After playing around with the Warholizer I went to Yahoo to play around with my avatar. I guess I didn't play with paper dolls enough as a kid, but it's easy to see their attraction in making, dressing and locating your avatar. I'm fifty, and so far all of the face shapes available are rather too youthful; still I'm able to pick a face and hair style bearing some resemblance to me. And today I cycled through the skin tones. There is a tension between making an avatar which looks like you and making an avatar how you'd like to look. To my eye changing the color of the skin tone really seemed to have little effect on how much the avatar seemed to look like me. That is, until it came time to save the avatar, and then the idea of how others would see me came more into the fore. How will others respond if I say, I think I look good in dark brown skin?
I was leafing through a book, Five Centuries of American Costume by R. Turner Wilcox recently. In the section of nineteenth century military costume I came across Zouaves and was quite surprised that regiments in the Civil War donned bright uniforms based on some imagination of what French regiments in Algeria looked like. I've since been told that these units suffered heavy casualties because their outfits made them easy targets.
One of the rationalizations of the American government for abandoning more than two centuries of precedent, law and convents surrounding the treatment of prisoners of war is that the enemy nowadays don't always wear uniforms. It's so inconvenient that "them" could look like any of "us" an therefore secret profiles must be made and list constructed to identify "them." The mathematics involved in such procedures are certain, there will be false positives, and given the apparent scale of these activities more of "us" will become entangled in these dragnets than them. Ha! Why do they bother? We know what "they" look like don't "we"?
What interested me most about the Zouave costumes were the pants, actually I think they're pantaloons. I wondered whether I'd like wearing pants like that, and thought I probably would. I like wearing my Utilikilt. Well, actually, I have two complaints: it's rather heavy, and my legs get cold in the winter. In any case looking at various combinations of outfits, skin tones, hairstyles and backgrounds at the Yahoo avatar site, the kilt didn't seem to push the buttons like the American Indian outfit did. I live in the suburbs and something that I notice while wearing my Utilikilt is nobody seems to notice I'm wearing it in the suburbs, but when I go to the city in it sometimes I'll get a glance. Rather the opposite of what I expected. Once when I got invited out at the last minute and had nothing clean to wear I wore a Sarong to the city and nobody seemed to notice.

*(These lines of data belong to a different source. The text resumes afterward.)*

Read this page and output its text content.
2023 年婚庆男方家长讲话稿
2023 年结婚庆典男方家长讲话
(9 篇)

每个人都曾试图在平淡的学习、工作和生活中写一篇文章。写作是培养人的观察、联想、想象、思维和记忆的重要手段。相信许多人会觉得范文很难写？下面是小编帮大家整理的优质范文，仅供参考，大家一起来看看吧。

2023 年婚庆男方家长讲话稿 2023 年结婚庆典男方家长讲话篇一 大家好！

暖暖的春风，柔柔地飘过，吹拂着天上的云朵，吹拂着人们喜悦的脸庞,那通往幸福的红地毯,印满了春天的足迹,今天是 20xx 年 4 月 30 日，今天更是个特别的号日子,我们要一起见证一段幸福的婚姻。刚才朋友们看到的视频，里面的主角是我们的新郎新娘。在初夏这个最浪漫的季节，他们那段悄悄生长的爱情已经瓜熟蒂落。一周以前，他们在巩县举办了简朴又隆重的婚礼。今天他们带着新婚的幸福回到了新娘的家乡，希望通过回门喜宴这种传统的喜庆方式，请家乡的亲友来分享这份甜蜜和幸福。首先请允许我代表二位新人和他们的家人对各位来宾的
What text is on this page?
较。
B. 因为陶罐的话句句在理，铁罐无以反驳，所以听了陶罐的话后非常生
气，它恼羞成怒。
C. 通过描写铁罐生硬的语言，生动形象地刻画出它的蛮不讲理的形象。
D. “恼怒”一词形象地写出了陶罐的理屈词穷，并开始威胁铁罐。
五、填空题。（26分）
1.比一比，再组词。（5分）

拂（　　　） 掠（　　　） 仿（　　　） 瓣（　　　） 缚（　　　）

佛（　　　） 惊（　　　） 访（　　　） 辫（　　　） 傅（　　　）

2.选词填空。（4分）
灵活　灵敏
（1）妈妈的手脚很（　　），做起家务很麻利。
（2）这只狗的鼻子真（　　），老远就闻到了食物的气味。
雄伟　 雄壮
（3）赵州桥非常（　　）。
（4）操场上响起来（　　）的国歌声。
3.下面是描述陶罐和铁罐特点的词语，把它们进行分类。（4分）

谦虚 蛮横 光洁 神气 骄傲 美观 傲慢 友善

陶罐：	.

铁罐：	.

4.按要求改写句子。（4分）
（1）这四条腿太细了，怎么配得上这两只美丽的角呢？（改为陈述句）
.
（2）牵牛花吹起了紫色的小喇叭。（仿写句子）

I don't know where I'm going with this, except I'm sure I don't want to multiply enemies. I do wish that people could look at others as "us" not "them."
By way of Egyptian blogger Tarek's Green Data I learned about a global movement scheduled to coincide with the winter solstice. My birthday is December 21st, so I'm always on the look out for celebrations. This year is special because it will be the first ever synchronized global orgasm. Mark your calenders and you can follow the anticipation on The Global Orgasm Blog. Imagine Peace.
At TEDBlog is an important story about photographer Kristen Ashburn's first public exhibition of her photographs showing the human faces of AIDS in Africa, Bloodline. There is also a beautiful video. In it, Paddington Mazurura, a career professional infected with HIV from Zimbabwe remarks:
But we are not only talking of numbers here. We are talking of people.It seems frivolous of me to juxtapose Global Orgasm with Ashburn's photos, even more so in the context of my silly fashion ideas. People are complicated; we're peculiar. There are so many ways of imagining ourselves. The people in Ashburn's photos are easily recognized as people. I see me in them, my sister, my mother, my father, my brother too. How can I not be moved by the distress so many people suffer? To do something requires imaging, and I'm not the only one.